Foi a 27 de Julho. Um ataque a Majdal Shams, matou 12 crianças entre os 10 e os 16 anos. Esta pequena cidade drusa com cerca de 11 000 habitantes, fica nos Montes Golan, território sírio ocupado por Israel desde 1967. Israel acusou o Hezbollah de ser o responsável pelo ataque; o Hezbollah refutou a acusação. É nisto que estamos, até hoje, sem possibilidade de dizer quem fala verdade, sendo certo que o Hezbollah quando efectua um ataque assume a responsabilidade.
O problema é que este ataque que vitimou as doze crianças drusas não encaixa na lógica política e militar do Hezbollah. O Movimento libanês ataca alvos israelitas, militares ou civis, mas não considera uma aldeia drusa, nos Montes Golã, ilegalmente ocupados e anexados por Israel, como um alvo militar.
Massacre aproveitado para justificar ataque ao Hezbollah
Coloca-se a questão de saber quem disparou o rocket. Ou, se quem o disparou, cometeu algum erro que levou o rocket a atingir o alvo errado.
O Ministério dos Negócios Estrangeiros de Israel apressou-se a dizer que o “massacre” do Hezbollah tinha cruzado todas as “linhas vermelhas” acusando o Movimento xiita libanês de “não ser um exército que combate contra outro exército, mas uma organização terrorista que dispara deliberadamente contra civis”, parecendo esquecer as imagens diárias de milhares de civis mortos por ataques israelitas na Faixa de Gaza.
Daniel Hagari, porta-voz das Forças de Defesa de Israel, disse que foi “o pior ataque contra civis israelitas depois do 7 de Outubro e o gabinete do primeiro-ministro israelita emitiu um comunicado a prometer que o Hezbollah pagaria um preço elevado, que nunca tinha pago até este ataque. Hagari esqueceu o que a AFP lembrou: muitos drusos que vivem na região dos Golan mantêm a nacionalidade síria (apesar da ocupação israelita desde 1967, uma ocupação não reconhecida internacionalmente – com excepção de Donald Trump, em 2019), podem trabalhar e estudar em Israel, mas não têm direito de voto. Israel quer que os drusos sejam cidadãos de Israel, mas um largo número de drusos dos Montes Golan não aceita a nacionalidade israelita.
Netanyahu indesejado
O próprio Netanyahu foi a Majdal Shams prometer que o Hezbollah pagaria severamente o ataque à aldeia drusa. De facto, pouco depois, um ataque israelita nos arredores de Beirute matou o chefe militar do Hezbollah, Fouad Chokr.
Mas nessa visita a Majdal Shams, com que Netanyahu procurou ganhar a simpatia e o apoio dos drusos, as coisas não correram tão bem quanto o primeiro-ministro israelita pretendia. Houve familiares das vítimas que recusaram encontrar Netanyahu e alguns manifestantes drusos, mantidos à distância pela polícia, gritaram “assassino”, “assassino”. Em declarações recolhidas pela AFP houve quem dissesse: “”Nos Golan só queremos paz. Que Netanyahu regresse a casa!

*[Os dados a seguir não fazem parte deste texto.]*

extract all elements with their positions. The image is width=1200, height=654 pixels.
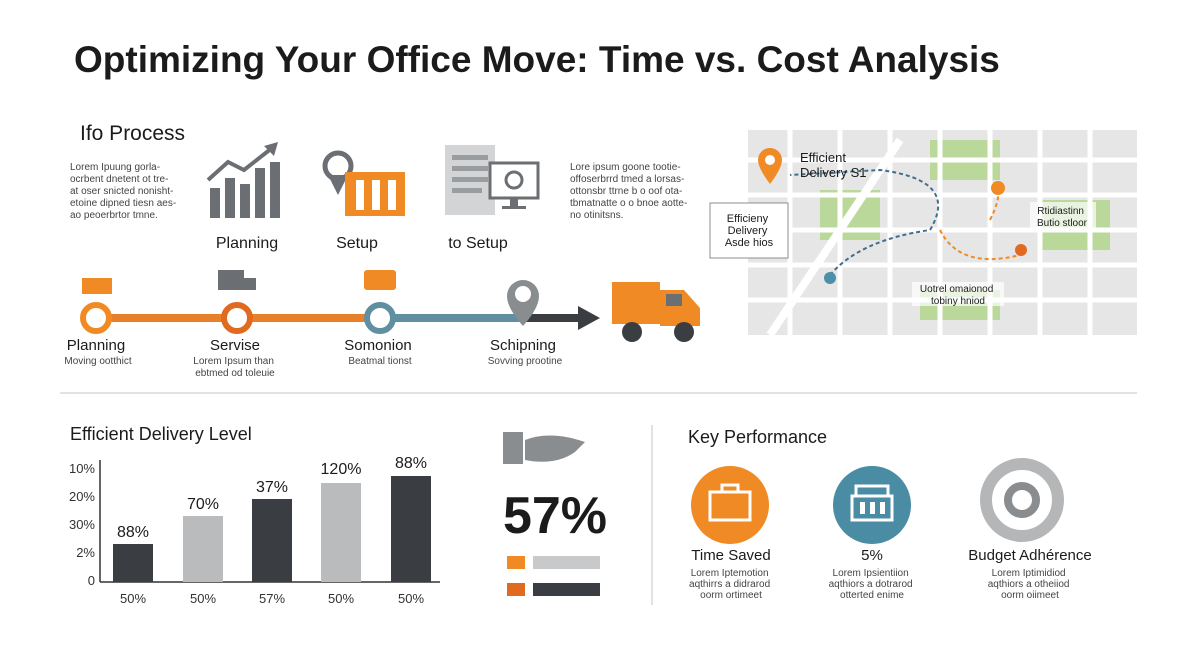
- step-text: Beatmal tionst: [348, 356, 412, 367]
- bar-label: 88%: [117, 524, 149, 541]
- x-label: 50%: [328, 591, 354, 606]
- hand-icon: [503, 432, 585, 464]
- kpi-title: Time Saved: [691, 547, 770, 564]
- icon-label: Planning: [216, 235, 278, 252]
- icon-label: to Setup: [448, 235, 508, 252]
- kpi-icon: [691, 458, 1064, 544]
- bar-label: 37%: [256, 479, 288, 496]
- title: Optimizing Your Office Move: Time vs. Co…: [74, 39, 1000, 80]
- kpi-text: Lorem Iptemotion aqthirrs a didrarod oor…: [689, 568, 773, 601]
- bar-label: 120%: [321, 461, 362, 478]
- kpi-text: Lorem Ipsientiion aqthiors a dotrarod ot…: [829, 568, 916, 601]
- y-label: 30%: [69, 517, 95, 532]
- chart-icon: [206, 142, 280, 218]
- map-callout: Efficieny Delivery Asde hios: [725, 213, 774, 249]
- step-text: Sovving prootine: [488, 356, 563, 367]
- y-label: 20%: [69, 489, 95, 504]
- legend-swatch: [507, 583, 525, 596]
- step-title: Schipning: [490, 337, 556, 354]
- lorem-text: Lore ipsum goone tootie- offoserbrrd tme…: [570, 162, 690, 221]
- bar: [113, 544, 153, 582]
- y-label: 0: [88, 573, 95, 588]
- legend-swatch: [507, 556, 525, 569]
- map-label: Uotrel omaionod tobiny hniod: [920, 284, 996, 307]
- kpi-title: 5%: [861, 547, 883, 564]
- map-label: Efficient Delivery S1: [800, 150, 866, 180]
- map-label: Rtidiastinn Butio stloor: [1037, 206, 1088, 229]
- legend-bar: [533, 556, 600, 569]
- y-label: 2%: [76, 545, 95, 560]
- step-text: Lorem Ipsum than ebtmed od toleuie: [193, 356, 276, 379]
- stat-value: 57%: [503, 487, 607, 545]
- map: [709, 130, 1137, 338]
- bar-label: 70%: [187, 496, 219, 513]
- legend-bar: [533, 583, 600, 596]
- panel-title: Key Performance: [688, 427, 827, 447]
- icon-label: Setup: [336, 235, 378, 252]
- document-icon: [445, 145, 540, 215]
- bar: [183, 516, 223, 582]
- kpi-text: Lorem Iptimidiod aqthiors a otheiiod oor…: [988, 568, 1073, 601]
- x-label: 50%: [190, 591, 216, 606]
- step-title: Planning: [67, 337, 125, 354]
- section-heading: Ifo Process: [80, 122, 185, 145]
- timeline: [80, 270, 700, 342]
- bar-label: 88%: [395, 455, 427, 472]
- kpi-title: Budget Adhérence: [968, 547, 1091, 564]
- lorem-text: Lorem Ipuung gorla- ocrbent dnetent ot t…: [70, 162, 179, 221]
- x-label: 50%: [398, 591, 424, 606]
- x-label: 50%: [120, 591, 146, 606]
- step-title: Servise: [210, 337, 260, 354]
- bar: [391, 476, 431, 582]
- bar: [321, 483, 361, 582]
- x-label: 57%: [259, 591, 285, 606]
- setup-icon: [322, 150, 405, 216]
- step-text: Moving ootthict: [64, 356, 131, 367]
- step-title: Somonion: [344, 337, 412, 354]
- bar: [252, 499, 292, 582]
- panel-title: Efficient Delivery Level: [70, 424, 252, 444]
- y-label: 10%: [69, 461, 95, 476]
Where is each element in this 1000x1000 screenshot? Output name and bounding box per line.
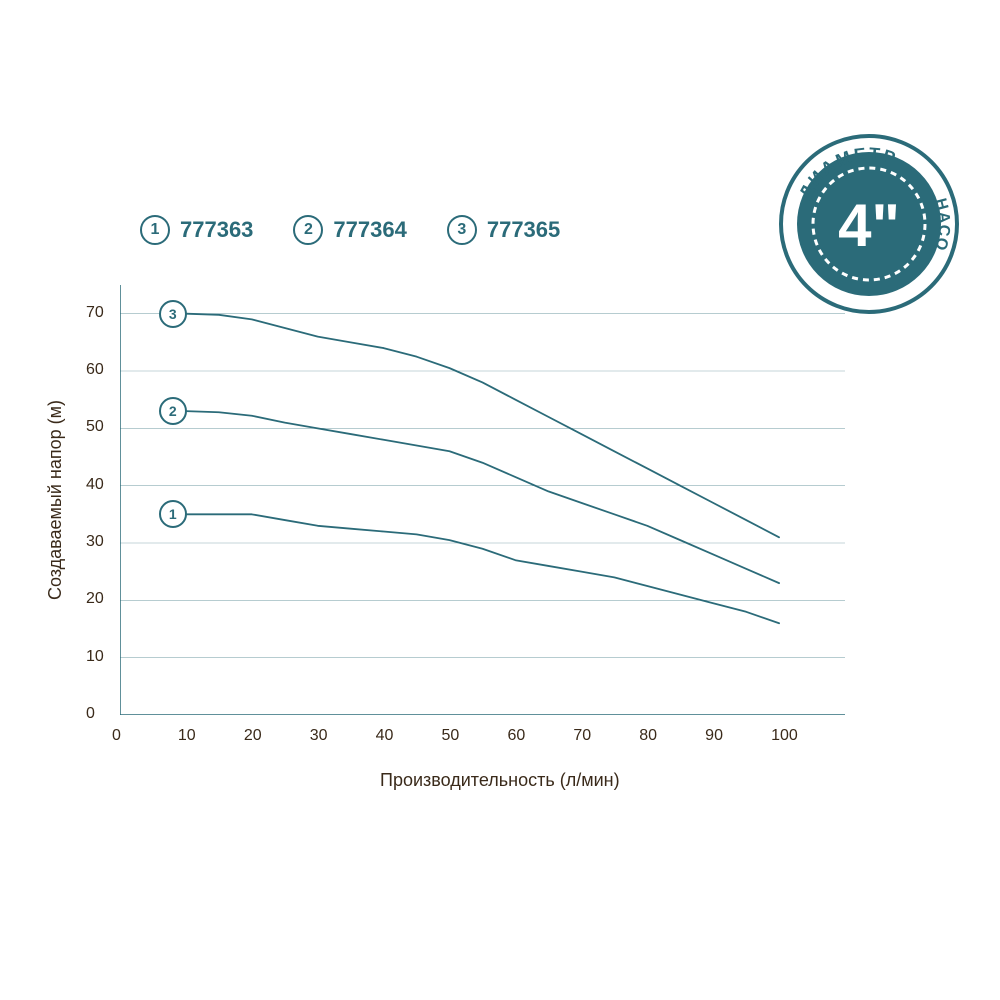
curve-marker-2: 2 bbox=[159, 397, 187, 425]
legend-marker-3: 3 bbox=[447, 215, 477, 245]
y-tick-label: 50 bbox=[86, 418, 104, 436]
x-tick-label: 100 bbox=[771, 727, 798, 745]
chart-plot-area bbox=[120, 285, 845, 715]
x-tick-label: 50 bbox=[442, 727, 460, 745]
y-axis-label: Создаваемый напор (м) bbox=[45, 400, 66, 600]
legend-marker-1: 1 bbox=[140, 215, 170, 245]
y-tick-label: 30 bbox=[86, 533, 104, 551]
badge-center-text: 4" bbox=[838, 192, 900, 259]
curve-marker-3: 3 bbox=[159, 300, 187, 328]
y-tick-label: 10 bbox=[86, 648, 104, 666]
y-tick-label: 60 bbox=[86, 361, 104, 379]
x-tick-label: 40 bbox=[376, 727, 394, 745]
legend-label-2: 777364 bbox=[333, 217, 406, 243]
y-tick-label: 20 bbox=[86, 590, 104, 608]
x-tick-label: 30 bbox=[310, 727, 328, 745]
x-tick-label: 70 bbox=[573, 727, 591, 745]
x-tick-label: 0 bbox=[112, 727, 121, 745]
legend-label-1: 777363 bbox=[180, 217, 253, 243]
legend: 1 777363 2 777364 3 777365 bbox=[140, 215, 560, 245]
x-tick-label: 20 bbox=[244, 727, 262, 745]
x-axis-label: Производительность (л/мин) bbox=[380, 770, 620, 791]
chart-figure: 1 777363 2 777364 3 777365 ДИАМЕТР НАСОС bbox=[0, 0, 1000, 1000]
x-tick-label: 10 bbox=[178, 727, 196, 745]
curve-marker-1: 1 bbox=[159, 500, 187, 528]
legend-marker-2: 2 bbox=[293, 215, 323, 245]
x-tick-label: 60 bbox=[507, 727, 525, 745]
legend-label-3: 777365 bbox=[487, 217, 560, 243]
legend-item-2: 2 777364 bbox=[293, 215, 406, 245]
y-tick-label: 40 bbox=[86, 476, 104, 494]
y-tick-label: 70 bbox=[86, 304, 104, 322]
legend-item-3: 3 777365 bbox=[447, 215, 560, 245]
chart-svg bbox=[120, 285, 845, 715]
x-tick-label: 80 bbox=[639, 727, 657, 745]
legend-item-1: 1 777363 bbox=[140, 215, 253, 245]
x-tick-label: 90 bbox=[705, 727, 723, 745]
diameter-badge: ДИАМЕТР НАСОСА 4" bbox=[775, 130, 955, 310]
y-tick-label: 0 bbox=[86, 705, 95, 723]
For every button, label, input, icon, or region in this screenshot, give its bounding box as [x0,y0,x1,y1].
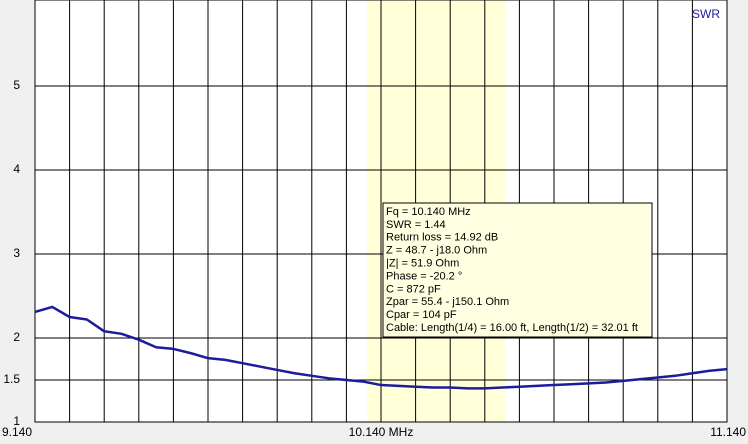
info-line: Fq = 10.140 MHz [386,206,471,218]
x-tick-label: 9.140 [2,425,32,439]
legend-entry: SWR [692,7,720,21]
info-line: Return loss = 14.92 dB [386,232,498,244]
plot-border [34,0,728,423]
y-tick-label: 1 [13,414,20,428]
info-line: C = 872 pF [386,283,441,295]
info-line: Z = 48.7 - j18.0 Ohm [386,245,487,257]
x-tick-label: 10.140 MHz [349,425,414,439]
y-tick-label: 2 [13,330,20,344]
info-box [382,202,653,338]
y-tick-label: 1.5 [3,372,20,386]
info-line: Cable: Length(1/4) = 16.00 ft, Length(1/… [386,322,638,334]
series-line [34,305,728,390]
y-tick-label: 3 [13,246,20,260]
info-line: SWR = 1.44 [386,219,446,231]
info-line: |Z| = 51.9 Ohm [386,258,459,270]
x-tick-label: 11.140 [710,425,746,439]
info-line: Cpar = 104 pF [386,309,457,321]
y-tick-label: 4 [13,162,20,176]
info-line: Zpar = 55.4 - j150.1 Ohm [386,296,509,308]
y-tick-label: 5 [13,78,20,92]
info-line: Phase = -20.2 ° [386,270,462,282]
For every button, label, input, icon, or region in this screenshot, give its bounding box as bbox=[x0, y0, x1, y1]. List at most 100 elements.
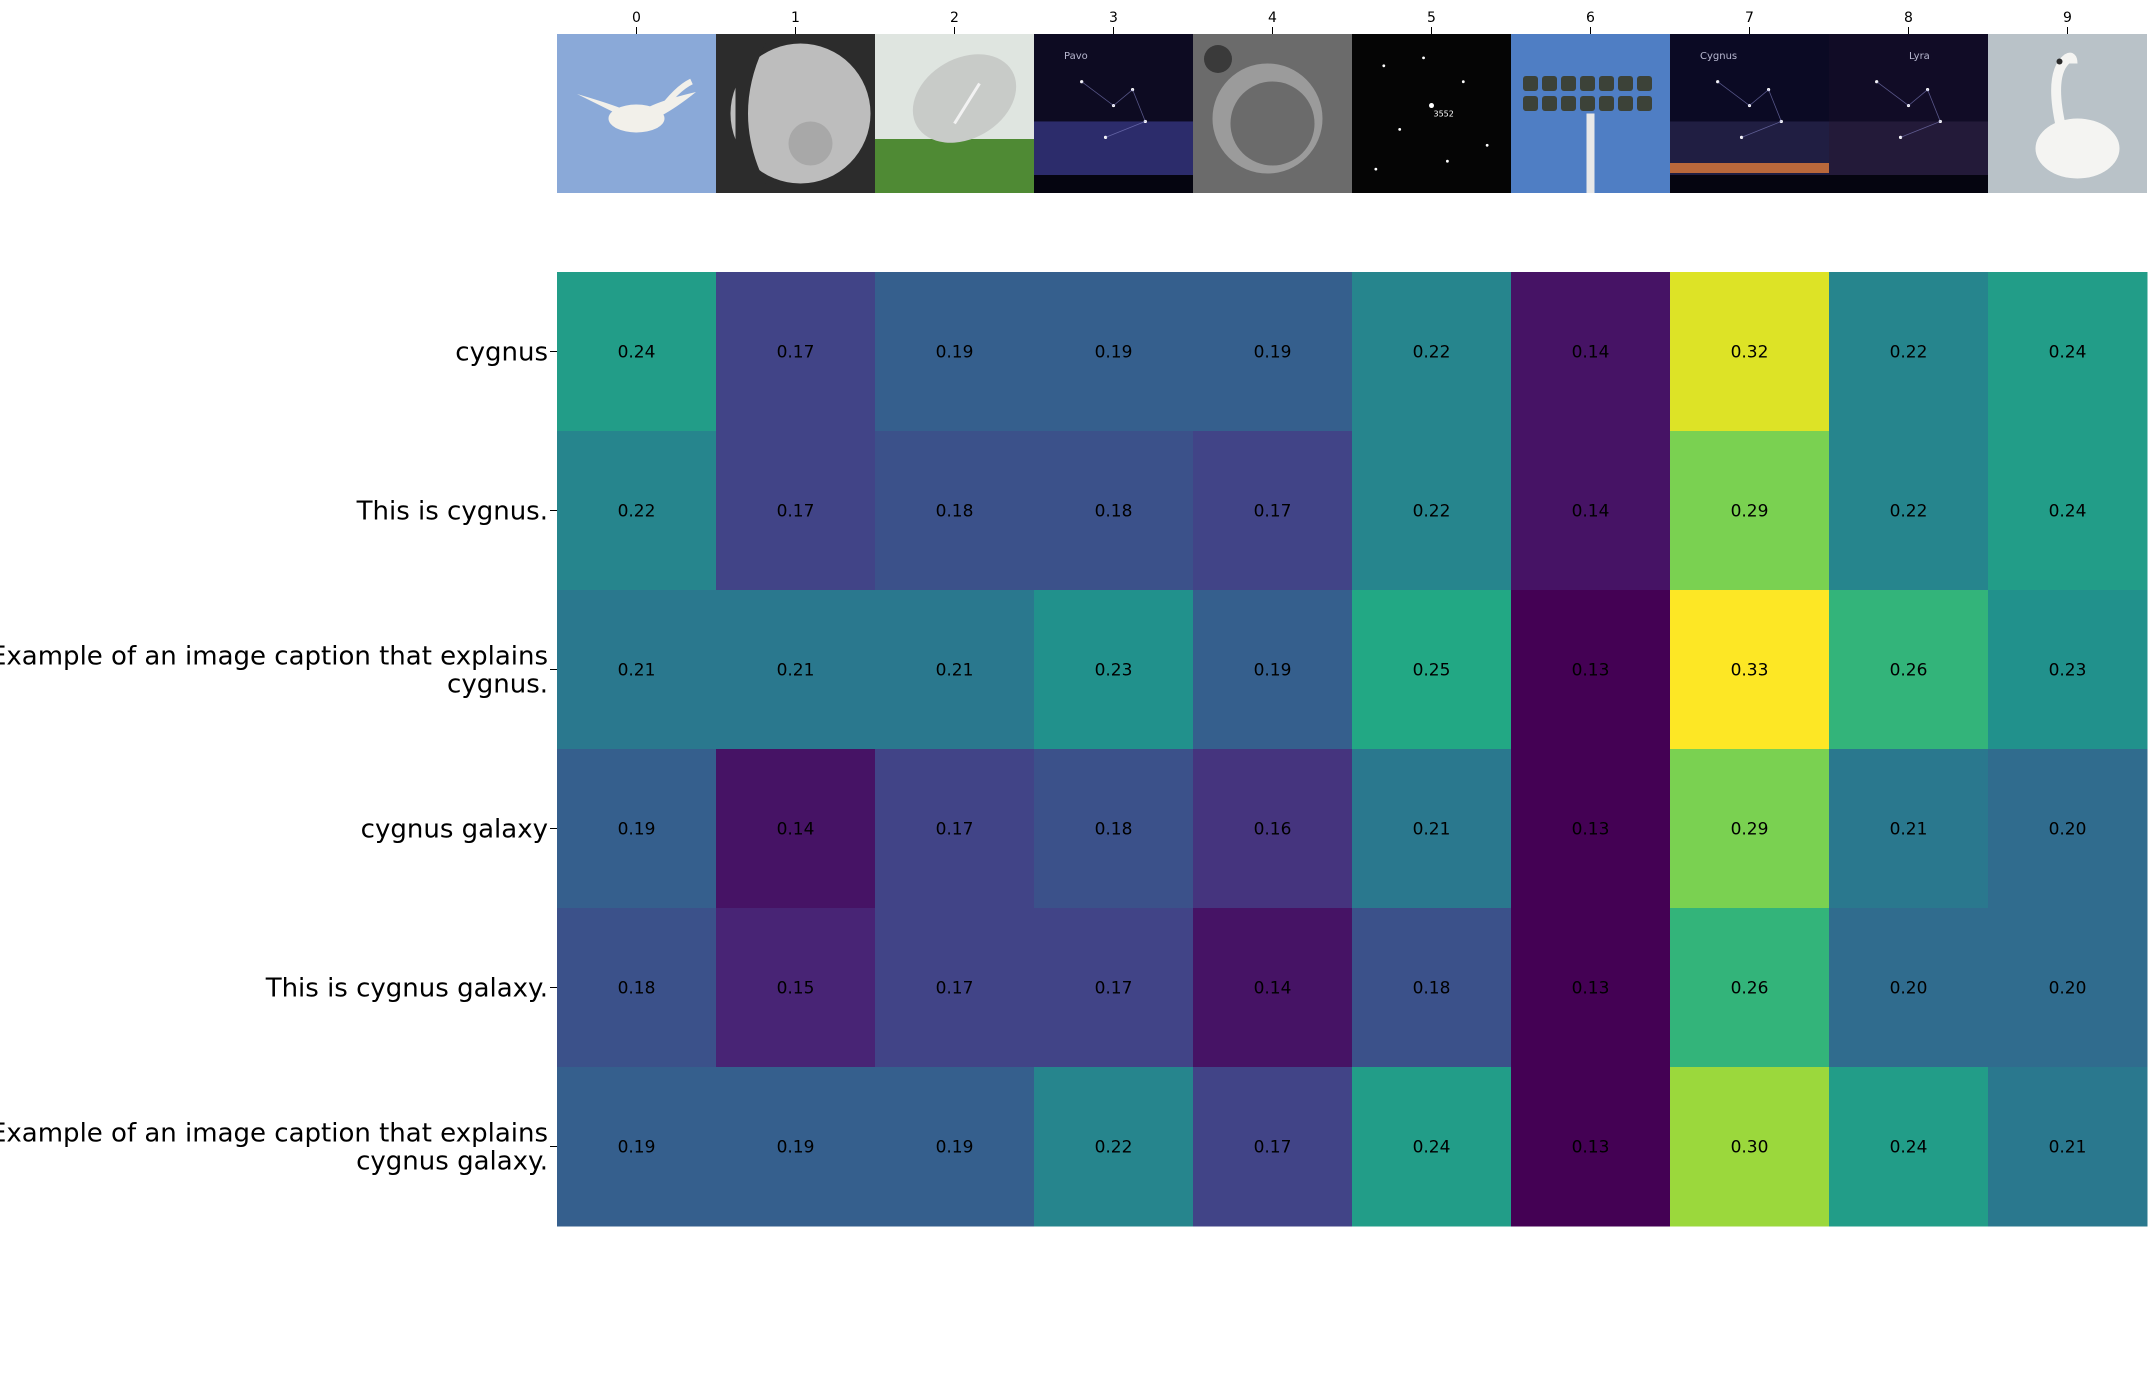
heatmap-cell bbox=[716, 1067, 876, 1227]
heatmap-cell bbox=[716, 431, 876, 591]
heatmap-cell bbox=[1829, 431, 1989, 591]
heatmap-cell bbox=[875, 749, 1035, 909]
heatmap-cell bbox=[1511, 749, 1671, 909]
image-thumbnail bbox=[557, 34, 716, 193]
heatmap-cell bbox=[1034, 431, 1194, 591]
heatmap-cell bbox=[1352, 590, 1512, 750]
floodlight-lamp-shape bbox=[1637, 76, 1652, 91]
cell-value-label: 0.13 bbox=[1572, 1138, 1610, 1158]
floodlight-lamp-shape bbox=[1561, 76, 1576, 91]
heatmap-cell bbox=[875, 431, 1035, 591]
heatmap-cell bbox=[557, 749, 717, 909]
cell-value-label: 0.18 bbox=[1095, 820, 1133, 840]
column-tick-label: 6 bbox=[1586, 10, 1595, 26]
cell-value-label: 0.14 bbox=[777, 820, 815, 840]
cell-value-label: 0.19 bbox=[1254, 343, 1292, 363]
heatmap-cell bbox=[557, 590, 717, 750]
column-tick-label: 7 bbox=[1745, 10, 1754, 26]
heatmap-cell bbox=[1670, 749, 1830, 909]
image-thumbnail-strip: Pavo 3552 Cygnus Lyra bbox=[557, 34, 2147, 193]
star-shape bbox=[1461, 80, 1465, 84]
cell-value-label: 0.21 bbox=[1413, 820, 1451, 840]
cell-value-label: 0.19 bbox=[936, 1138, 974, 1158]
heatmap-cell bbox=[1034, 1067, 1194, 1227]
cell-value-label: 0.17 bbox=[1254, 1138, 1292, 1158]
heatmap-cell bbox=[1829, 1067, 1989, 1227]
column-tick-label: 4 bbox=[1268, 10, 1277, 26]
row-tick-label: cygnus bbox=[455, 338, 548, 368]
light-pole-shape bbox=[1586, 113, 1595, 193]
cell-value-label: 0.24 bbox=[1413, 1138, 1451, 1158]
image-thumbnail: Pavo bbox=[1034, 34, 1193, 193]
swan-beak-shape bbox=[2056, 58, 2063, 65]
floodlight-lamp-shape bbox=[1523, 96, 1538, 111]
heatmap-cell bbox=[1988, 1067, 2148, 1227]
cell-value-label: 0.17 bbox=[936, 820, 974, 840]
ground-silhouette-shape bbox=[1670, 175, 1829, 193]
column-tick-label: 1 bbox=[791, 10, 800, 26]
cell-value-label: 0.14 bbox=[1572, 343, 1610, 363]
moon-disc-shape bbox=[730, 43, 871, 184]
cell-value-label: 0.22 bbox=[1890, 502, 1928, 522]
cell-value-label: 0.21 bbox=[1890, 820, 1928, 840]
heatmap-cell bbox=[1352, 272, 1512, 432]
constellation-label: Cygnus bbox=[1700, 51, 1737, 62]
trees-shape bbox=[875, 139, 1034, 193]
cell-value-label: 0.23 bbox=[2049, 661, 2087, 681]
heatmap-cell bbox=[1352, 908, 1512, 1068]
row-tick-label: This is cygnus. bbox=[356, 497, 548, 527]
floodlight-lamp-shape bbox=[1561, 96, 1576, 111]
cell-value-label: 0.24 bbox=[2049, 343, 2087, 363]
column-index-axis: 0 1 2 3 4 5 6 7 8 9 bbox=[632, 10, 2072, 34]
cell-value-label: 0.17 bbox=[936, 979, 974, 999]
cell-value-label: 0.24 bbox=[1890, 1138, 1928, 1158]
thumbnail-background bbox=[1352, 34, 1511, 193]
cell-value-label: 0.24 bbox=[618, 343, 656, 363]
cell-value-label: 0.15 bbox=[777, 979, 815, 999]
swan-neck-shape bbox=[656, 78, 693, 116]
heatmap-cell bbox=[716, 749, 876, 909]
cell-value-label: 0.14 bbox=[1254, 979, 1292, 999]
floodlight-lamp-shape bbox=[1599, 96, 1614, 111]
cell-value-label: 0.21 bbox=[618, 661, 656, 681]
heatmap-cell bbox=[1670, 272, 1830, 432]
heatmap-cell bbox=[1511, 431, 1671, 591]
heatmap-cell bbox=[1829, 749, 1989, 909]
image-thumbnail bbox=[716, 34, 875, 193]
swan-neck-shape bbox=[2051, 52, 2078, 135]
heatmap-cell bbox=[1511, 1067, 1671, 1227]
heatmap-cell bbox=[1988, 431, 2148, 591]
cell-value-label: 0.18 bbox=[936, 502, 974, 522]
cell-value-label: 0.30 bbox=[1731, 1138, 1769, 1158]
heatmap-cell bbox=[1988, 272, 2148, 432]
cell-value-label: 0.13 bbox=[1572, 661, 1610, 681]
heatmap-cell bbox=[557, 272, 717, 432]
heatmap-cell bbox=[1034, 749, 1194, 909]
constellation-label: Lyra bbox=[1909, 51, 1930, 62]
cell-value-label: 0.29 bbox=[1731, 502, 1769, 522]
heatmap-cell bbox=[716, 908, 876, 1068]
heatmap-cell bbox=[875, 272, 1035, 432]
constellation-line-shape bbox=[1081, 81, 1146, 138]
heatmap-cell bbox=[875, 908, 1035, 1068]
floodlight-lamp-shape bbox=[1542, 76, 1557, 91]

Foi por causa dele que a guerra começou!”.
Os próprios líderes drusos de Majdal Shams, que reconheceram a “imensa tragédia”, lembraram que a doutrina drusa, cuja religião tem origem no Islão, “proíbe o assassinato e a vingança sob qualquer forma, proibindo o derramamento de sangue, uma gota que seja, sob o pretexto de vingar os nossos filhos”. Claro que Netanyahu não ouviu, mas há uma declaração oficial da Autoridade Religiosa e Social de Jawlan (designação árabe para os Montes Golan) a dizer isso mesmo: “do nosso ponto de vista monoteísta árabe-islâmico, recusamo-nos a permitir que uma única gota de sangue seja derramada em nome da vingança pelos nossos filhos. A história testemunha que fomos e ainda somos defensores da paz e da harmonia entre os povos e nações, pois a nossa fé proíbe matar e vingar-se em qualquer situação”.
O activista druso Wael Tarabieh do grupo de Direitos Humanos Al-Marsad, sediado em Majdal Shams, diz que os Jawlanis se definem “primeiro como árabes, segundo como sírios e terceiro como moradores das aldeias, com a maioria (exceto aqueles que vivem em Ghajar, que são alauítas) pertencendo aos unitários drusos-muçulmanos (Al-Muwahhidun).
O ataque a esta pequena cidade drusa é o que habitualmente designamos por “uma história mal contada”. Um dia saber-se-á a verdade.